Monday, November 02, 2009

One-cat-one-language




Our cat, Caline, is two years old now. As we celebrated her birthday we tried out some IQ tests to see how she was doing. The children set up a timed test.
‘Caline, here’s your dinner!’ (Cat runs across room and eats food one minute later)
Caline, vien manger ton dîner!’ (Cat runs across room and eats food two minutes later)
They decide she replies faster to English, probably because four of us always speak English to her. It seemed weird to speak my second language to an animal, and the children simply followed suit, even though she joined our household as a six-month-old kitten from a French family. The cat does have a role to play though. She is a shining example of the one cat-one language strategy, because now Marc, Nina and Gabriel all speak English to the cat. She meows in return and conversations can go on for quite some time. They even made up special songs for her.

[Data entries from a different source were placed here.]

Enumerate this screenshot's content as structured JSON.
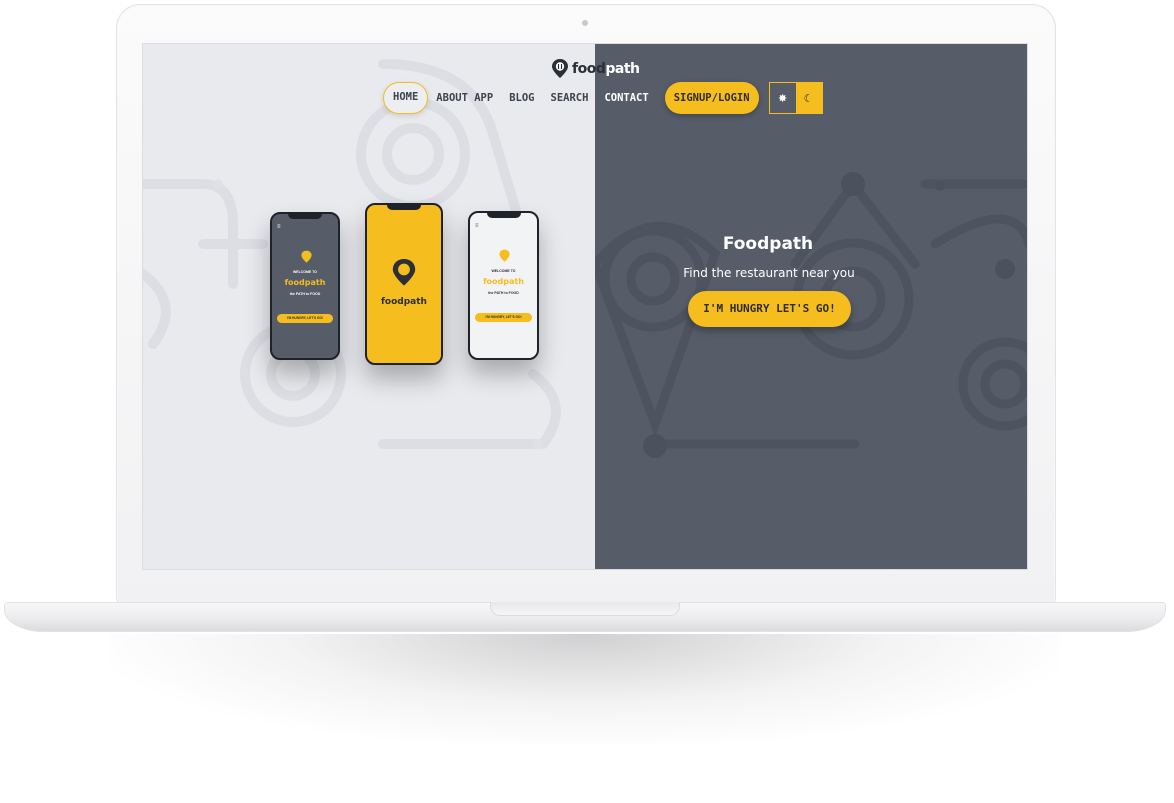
{
  "brand": {
    "logo_prefix": "food",
    "logo_suffix": "path"
  },
  "nav": {
    "items": [
      {
        "label": "HOME",
        "active": true
      },
      {
        "label": "ABOUT APP"
      },
      {
        "label": "BLOG"
      },
      {
        "label": "SEARCH"
      },
      {
        "label": "CONTACT"
      }
    ],
    "signup_label": "SIGNUP/LOGIN",
    "theme_light_icon": "sun-icon",
    "theme_dark_icon": "moon-icon"
  },
  "hero": {
    "title": "Foodpath",
    "subtitle": "Find the restaurant near you",
    "cta": "I'M HUNGRY LET'S GO!"
  },
  "phones": {
    "welcome": "WELCOME TO",
    "brand": "foodpath",
    "tagline": "the PATH to FOOD",
    "button": "I'M HUNGRY, LET'S GO!"
  },
  "colors": {
    "accent": "#f6bd1e",
    "dark": "#565d69",
    "light": "#e8eaee"
  }
}
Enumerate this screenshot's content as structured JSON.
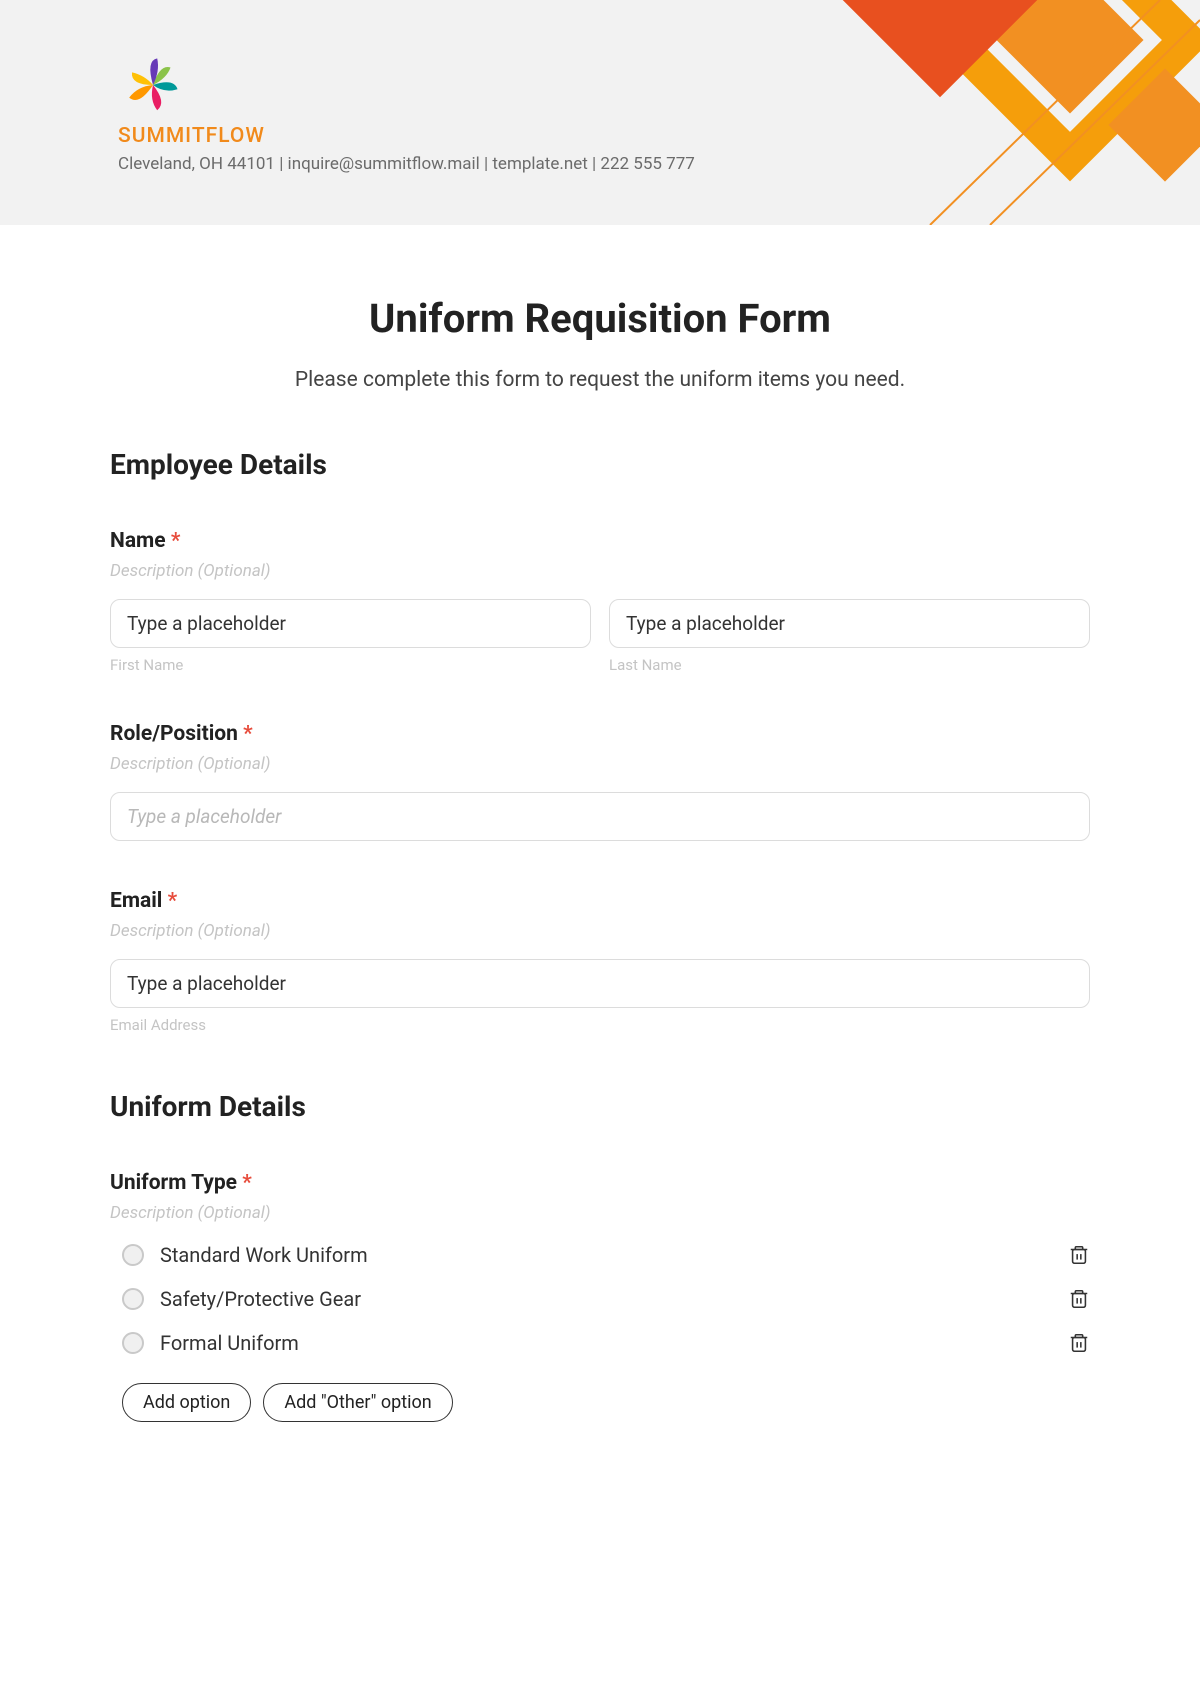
{
  "header": {
    "company_name": "SUMMITFLOW",
    "company_details": "Cleveland, OH 44101 | inquire@summitflow.mail | template.net | 222 555 777"
  },
  "form": {
    "title": "Uniform Requisition Form",
    "subtitle": "Please complete this form to request the uniform items you need."
  },
  "sections": {
    "employee_details": "Employee Details",
    "uniform_details": "Uniform Details"
  },
  "fields": {
    "name": {
      "label": "Name",
      "required": "*",
      "desc": "Description (Optional)",
      "first_placeholder": "Type a placeholder",
      "first_sublabel": "First Name",
      "last_placeholder": "Type a placeholder",
      "last_sublabel": "Last Name"
    },
    "role": {
      "label": "Role/Position",
      "required": "*",
      "desc": "Description (Optional)",
      "placeholder": "Type a placeholder"
    },
    "email": {
      "label": "Email",
      "required": "*",
      "desc": "Description (Optional)",
      "placeholder": "Type a placeholder",
      "sublabel": "Email Address"
    },
    "uniform_type": {
      "label": "Uniform Type",
      "required": "*",
      "desc": "Description (Optional)",
      "options": [
        "Standard Work Uniform",
        "Safety/Protective Gear",
        "Formal Uniform"
      ],
      "add_option": "Add option",
      "add_other": "Add \"Other\" option"
    }
  }
}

My French friend, Corinne, lives in Scotland and just adopted a kitten from a French family who were moving home. Her two children also follow the one-cat-one-language policy and only talk in French to the cat. Corinne is happy to hear them using more of her language and reports that the kitten loves the kids chatting to her. The OCOL approach may not be high level language use, being rather limited in subject matter (food, water, mice, birds, the weather), but at least it gives children a chance to use the minority language with a willing and purring listener.